Web Agent Protocol

MCP Server

Record and replay browser interactions seamlessly

Stale(55)

478stars

0views

Updated 19 days ago

About

The Web Agent Protocol (WAP) enables users to capture web interactions via a Chrome extension, convert them into replayable action lists, and serve them as MCP servers for automated browser testing or agent use.

Capabilities

Resources

Access data sources

Tools

Execute functions

Prompts

Pre-built templates

Sampling

AI model interactions

Without WAP

The Web Agent Protocol (WAP) solves a common pain point for developers building web‑centric AI assistants: reliably capturing, transforming, and replaying user interactions across browsers. Traditional approaches rely on brittle screen‑scraping or ad‑hoc automation scripts that break when page layouts change. WAP introduces a clean separation between recording user actions and executing them, enabling agents to work with deterministic action lists that are resilient to UI drift.
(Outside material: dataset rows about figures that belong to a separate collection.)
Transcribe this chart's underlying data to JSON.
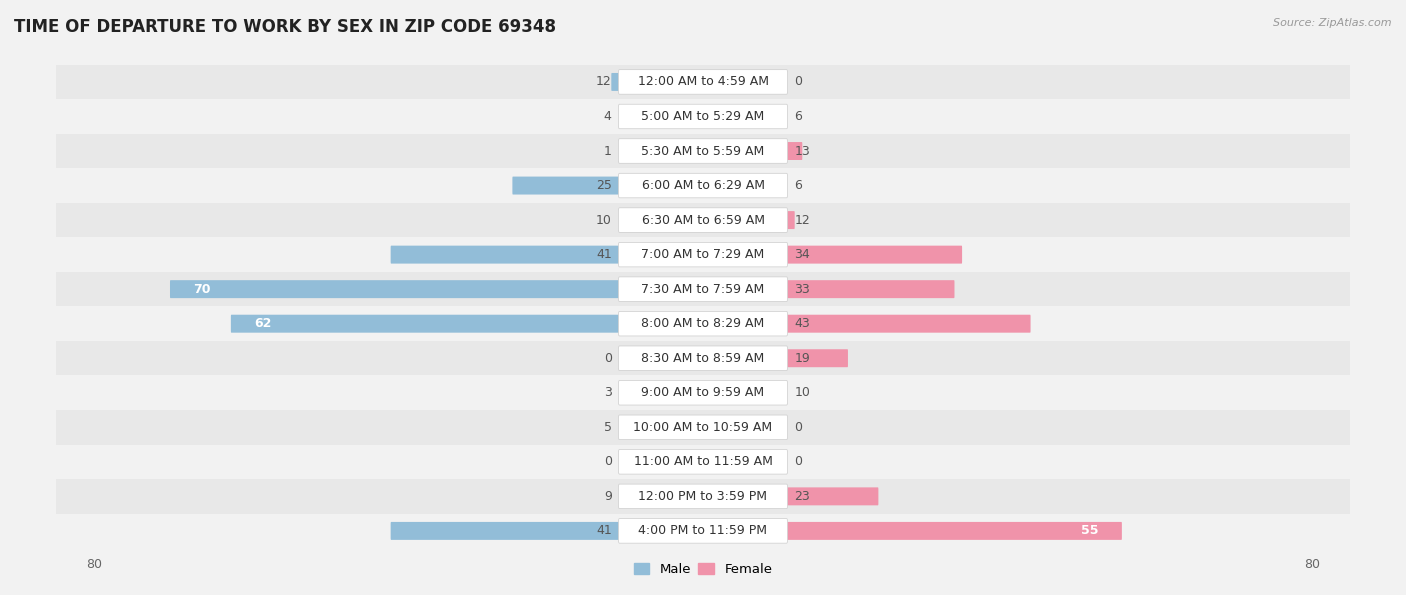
{
  "title": "TIME OF DEPARTURE TO WORK BY SEX IN ZIP CODE 69348",
  "source": "Source: ZipAtlas.com",
  "categories": [
    "12:00 AM to 4:59 AM",
    "5:00 AM to 5:29 AM",
    "5:30 AM to 5:59 AM",
    "6:00 AM to 6:29 AM",
    "6:30 AM to 6:59 AM",
    "7:00 AM to 7:29 AM",
    "7:30 AM to 7:59 AM",
    "8:00 AM to 8:29 AM",
    "8:30 AM to 8:59 AM",
    "9:00 AM to 9:59 AM",
    "10:00 AM to 10:59 AM",
    "11:00 AM to 11:59 AM",
    "12:00 PM to 3:59 PM",
    "4:00 PM to 11:59 PM"
  ],
  "male": [
    12,
    4,
    1,
    25,
    10,
    41,
    70,
    62,
    0,
    3,
    5,
    0,
    9,
    41
  ],
  "female": [
    0,
    6,
    13,
    6,
    12,
    34,
    33,
    43,
    19,
    10,
    0,
    0,
    23,
    55
  ],
  "male_color": "#92BDD8",
  "female_color": "#F093AA",
  "male_color_dark": "#6BA3C8",
  "female_color_dark": "#E8708A",
  "male_label": "Male",
  "female_label": "Female",
  "x_max": 80,
  "title_fontsize": 12,
  "cat_fontsize": 9,
  "value_fontsize": 9,
  "tick_fontsize": 9,
  "source_fontsize": 8
}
At its core, WAP provides a lightweight HTTP server that receives raw event streams from the OTA‑WAP Chrome extension. These events—clicks, form submissions, navigation steps—are then converted into two kinds of action lists: exact‑replay, which replays every captured event verbatim, and smart‑replay, which abstracts common patterns (e.g., “click the first button with a given class”) to improve robustness. The server exposes these lists via an MCP interface, allowing any AI assistant—Claude, GPT‑4, or a custom agent—to request and execute them through the WAP‑Replay protocol. This modularity means developers can mix and match recording, transformation, and execution components without re‑engineering their entire stack.

Key capabilities include:

Event capture: A Chrome extension streams low‑level DOM events to the server, preserving timestamps and target metadata.
Action conversion: The SDK turns raw events into reusable action objects, supporting both exact and smart replay.
MCP integration: Recorded actions are exposed as MCP resources, enabling agents to discover and invoke them like any other tool.
Replay fidelity: The WAP‑Replay protocol ensures that replayed actions hit the same elements, even if the page has changed slightly since recording.
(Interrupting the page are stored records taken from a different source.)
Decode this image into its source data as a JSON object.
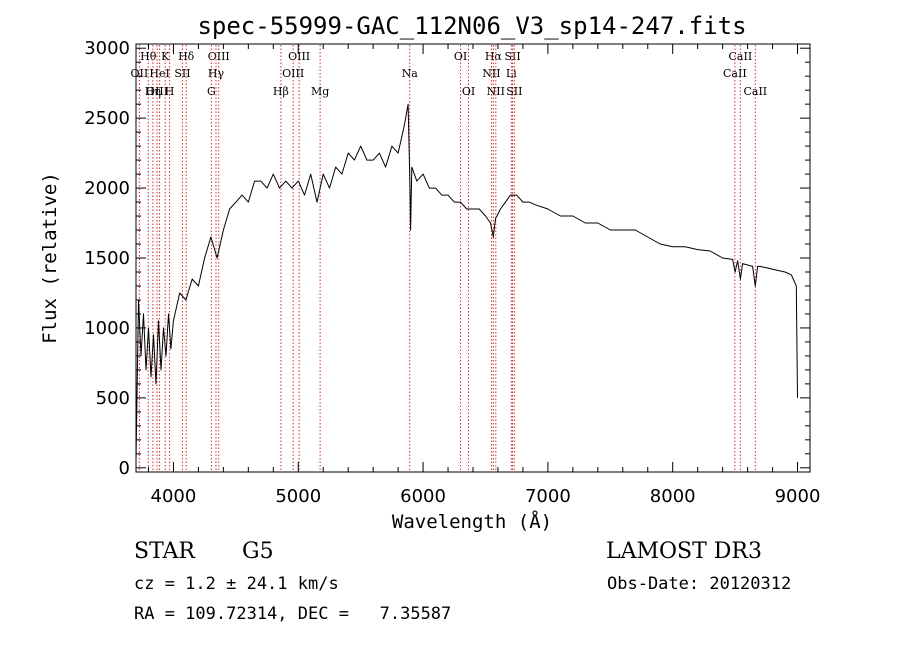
{
  "chart_data": {
    "type": "line",
    "title": "spec-55999-GAC_112N06_V3_sp14-247.fits",
    "xlabel": "Wavelength (Å)",
    "ylabel": "Flux (relative)",
    "xlim": [
      3700,
      9100
    ],
    "ylim": [
      -30,
      3030
    ],
    "xticks": [
      "4000",
      "5000",
      "6000",
      "7000",
      "8000",
      "9000"
    ],
    "yticks": [
      "0",
      "500",
      "1000",
      "1500",
      "2000",
      "2500",
      "3000"
    ],
    "grid": false,
    "line_color": "#000000",
    "line_marker_color": "#d32f2f",
    "spectrum": {
      "x": [
        3700,
        3720,
        3740,
        3760,
        3780,
        3800,
        3820,
        3840,
        3860,
        3880,
        3900,
        3920,
        3940,
        3960,
        3980,
        4000,
        4050,
        4100,
        4150,
        4200,
        4250,
        4300,
        4350,
        4400,
        4450,
        4500,
        4550,
        4600,
        4650,
        4700,
        4750,
        4800,
        4850,
        4900,
        4950,
        5000,
        5050,
        5100,
        5150,
        5200,
        5250,
        5300,
        5350,
        5400,
        5450,
        5500,
        5550,
        5600,
        5650,
        5700,
        5750,
        5800,
        5850,
        5880,
        5895,
        5900,
        5910,
        5950,
        6000,
        6050,
        6100,
        6150,
        6200,
        6250,
        6300,
        6350,
        6400,
        6450,
        6500,
        6540,
        6563,
        6580,
        6620,
        6660,
        6700,
        6750,
        6800,
        6850,
        6900,
        7000,
        7100,
        7200,
        7300,
        7400,
        7500,
        7600,
        7700,
        7800,
        7900,
        8000,
        8100,
        8200,
        8300,
        8400,
        8480,
        8500,
        8520,
        8542,
        8560,
        8600,
        8640,
        8662,
        8680,
        8700,
        8750,
        8800,
        8850,
        8900,
        8950,
        8990,
        9000
      ],
      "y": [
        50,
        1200,
        800,
        1100,
        700,
        1000,
        650,
        950,
        600,
        1050,
        700,
        1000,
        800,
        1100,
        850,
        1050,
        1250,
        1200,
        1350,
        1300,
        1500,
        1650,
        1500,
        1700,
        1850,
        1900,
        1950,
        1900,
        2050,
        2050,
        2000,
        2100,
        2000,
        2050,
        2000,
        2050,
        1950,
        2100,
        1900,
        2100,
        2000,
        2150,
        2100,
        2250,
        2200,
        2300,
        2200,
        2200,
        2250,
        2150,
        2300,
        2250,
        2450,
        2600,
        2000,
        1700,
        2150,
        2050,
        2100,
        2000,
        2000,
        1950,
        1950,
        1900,
        1900,
        1850,
        1850,
        1850,
        1800,
        1750,
        1650,
        1780,
        1850,
        1900,
        1950,
        1950,
        1900,
        1900,
        1880,
        1850,
        1800,
        1800,
        1750,
        1750,
        1700,
        1700,
        1700,
        1650,
        1600,
        1580,
        1580,
        1560,
        1550,
        1500,
        1490,
        1400,
        1480,
        1350,
        1460,
        1450,
        1440,
        1300,
        1440,
        1440,
        1430,
        1420,
        1410,
        1400,
        1380,
        1300,
        500
      ]
    },
    "line_markers": [
      {
        "label": "Hθ",
        "x": 3798,
        "row": 0
      },
      {
        "label": "OII",
        "x": 3727,
        "row": 1
      },
      {
        "label": "OIII",
        "x": 3869,
        "row": 2
      },
      {
        "label": "K",
        "x": 3934,
        "row": 0
      },
      {
        "label": "HeI",
        "x": 3889,
        "row": 1
      },
      {
        "label": "Hη",
        "x": 3835,
        "row": 2
      },
      {
        "label": "SII",
        "x": 4072,
        "row": 1
      },
      {
        "label": "H",
        "x": 3969,
        "row": 2
      },
      {
        "label": "Hδ",
        "x": 4102,
        "row": 0
      },
      {
        "label": "OIII",
        "x": 4363,
        "row": 0
      },
      {
        "label": "Hγ",
        "x": 4341,
        "row": 1
      },
      {
        "label": "G",
        "x": 4304,
        "row": 2
      },
      {
        "label": "Hβ",
        "x": 4861,
        "row": 2
      },
      {
        "label": "OIII",
        "x": 5007,
        "row": 0
      },
      {
        "label": "OIII",
        "x": 4959,
        "row": 1
      },
      {
        "label": "Mg",
        "x": 5175,
        "row": 2
      },
      {
        "label": "Na",
        "x": 5893,
        "row": 1
      },
      {
        "label": "OI",
        "x": 6300,
        "row": 0
      },
      {
        "label": "OI",
        "x": 6364,
        "row": 2
      },
      {
        "label": "Hα",
        "x": 6563,
        "row": 0
      },
      {
        "label": "NII",
        "x": 6548,
        "row": 1
      },
      {
        "label": "NII",
        "x": 6583,
        "row": 2
      },
      {
        "label": "SII",
        "x": 6717,
        "row": 0
      },
      {
        "label": "Li",
        "x": 6707,
        "row": 1
      },
      {
        "label": "SII",
        "x": 6731,
        "row": 2
      },
      {
        "label": "CaII",
        "x": 8542,
        "row": 0
      },
      {
        "label": "CaII",
        "x": 8498,
        "row": 1
      },
      {
        "label": "CaII",
        "x": 8662,
        "row": 2
      }
    ]
  },
  "footer": {
    "object_type": "STAR",
    "subclass": "G5",
    "cz": "cz = 1.2 ± 24.1 km/s",
    "coords": "RA = 109.72314, DEC =   7.35587",
    "survey": "LAMOST DR3",
    "obs_date": "Obs-Date: 20120312"
  }
}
Real‑world use cases abound. A content curator could record a sequence that fills out a form and submits it, then hand that action list to an AI assistant that needs to batch‑process multiple entries. A QA engineer might record a complex workflow and replay it under different user scenarios to verify consistency. Even marketing teams can capture dynamic page interactions (e.g., A/B test toggles) and replay them in controlled experiments.
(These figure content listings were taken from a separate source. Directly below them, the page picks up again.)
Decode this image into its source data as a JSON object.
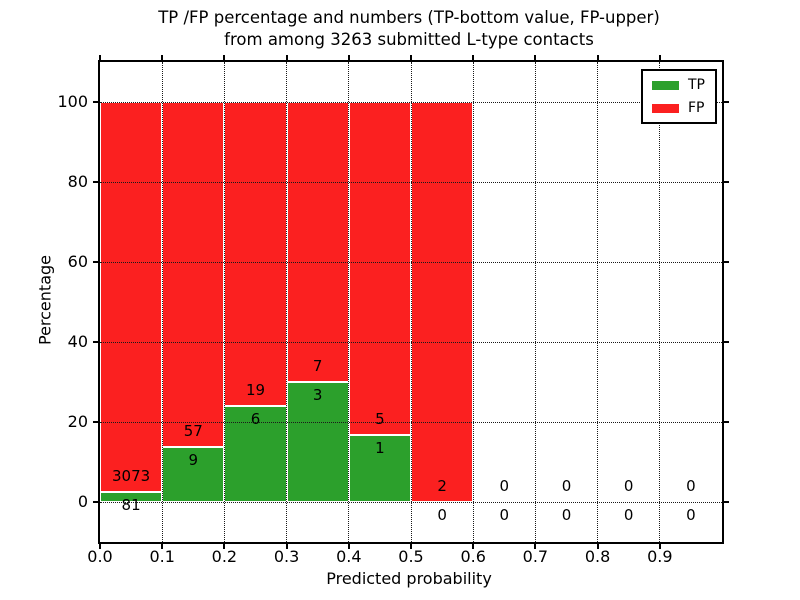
{
  "title": {
    "line1": "TP /FP percentage and numbers (TP-bottom value, FP-upper)",
    "line2": "from among 3263 submitted L-type contacts"
  },
  "axes": {
    "x_label": "Predicted probability",
    "y_label": "Percentage",
    "x_ticks": [
      "0.0",
      "0.1",
      "0.2",
      "0.3",
      "0.4",
      "0.5",
      "0.6",
      "0.7",
      "0.8",
      "0.9"
    ],
    "y_ticks": [
      "0",
      "20",
      "40",
      "60",
      "80",
      "100"
    ]
  },
  "legend": {
    "items": [
      {
        "label": "TP",
        "color": "#2ca02c"
      },
      {
        "label": "FP",
        "color": "#fb2020"
      }
    ]
  },
  "chart_data": {
    "type": "bar",
    "stacked": true,
    "normalized": "each bin scaled to 100%",
    "title": "TP /FP percentage and numbers (TP-bottom value, FP-upper) from among 3263 submitted L-type contacts",
    "xlabel": "Predicted probability",
    "ylabel": "Percentage",
    "xlim": [
      0.0,
      1.0
    ],
    "ylim": [
      -10,
      110
    ],
    "grid": true,
    "grid_style": "dotted",
    "legend_position": "upper right",
    "total_contacts": 3263,
    "bin_edges": [
      0.0,
      0.1,
      0.2,
      0.3,
      0.4,
      0.5,
      0.6,
      0.7,
      0.8,
      0.9,
      1.0
    ],
    "categories": [
      "0.0-0.1",
      "0.1-0.2",
      "0.2-0.3",
      "0.3-0.4",
      "0.4-0.5",
      "0.5-0.6",
      "0.6-0.7",
      "0.7-0.8",
      "0.8-0.9",
      "0.9-1.0"
    ],
    "series": [
      {
        "name": "TP",
        "color": "#2ca02c",
        "counts": [
          81,
          9,
          6,
          3,
          1,
          0,
          0,
          0,
          0,
          0
        ]
      },
      {
        "name": "FP",
        "color": "#fb2020",
        "counts": [
          3073,
          57,
          19,
          7,
          5,
          2,
          0,
          0,
          0,
          0
        ]
      }
    ],
    "tp_percent_of_bin": [
      2.57,
      13.64,
      24.0,
      30.0,
      16.67,
      0.0,
      null,
      null,
      null,
      null
    ]
  }
}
By integrating seamlessly into existing AI workflows, WAP empowers developers to treat browser interactions as first‑class data. Agents can discover recorded actions through MCP, compose them with other tools, and orchestrate end‑to‑end automation pipelines—all while maintaining a clear audit trail of what was executed and why. This level of abstraction, coupled with the robustness of smart‑replay, gives WAP a distinct advantage over ad‑hoc scripting solutions and positions it as an essential component for any AI system that needs to interact reliably with the web.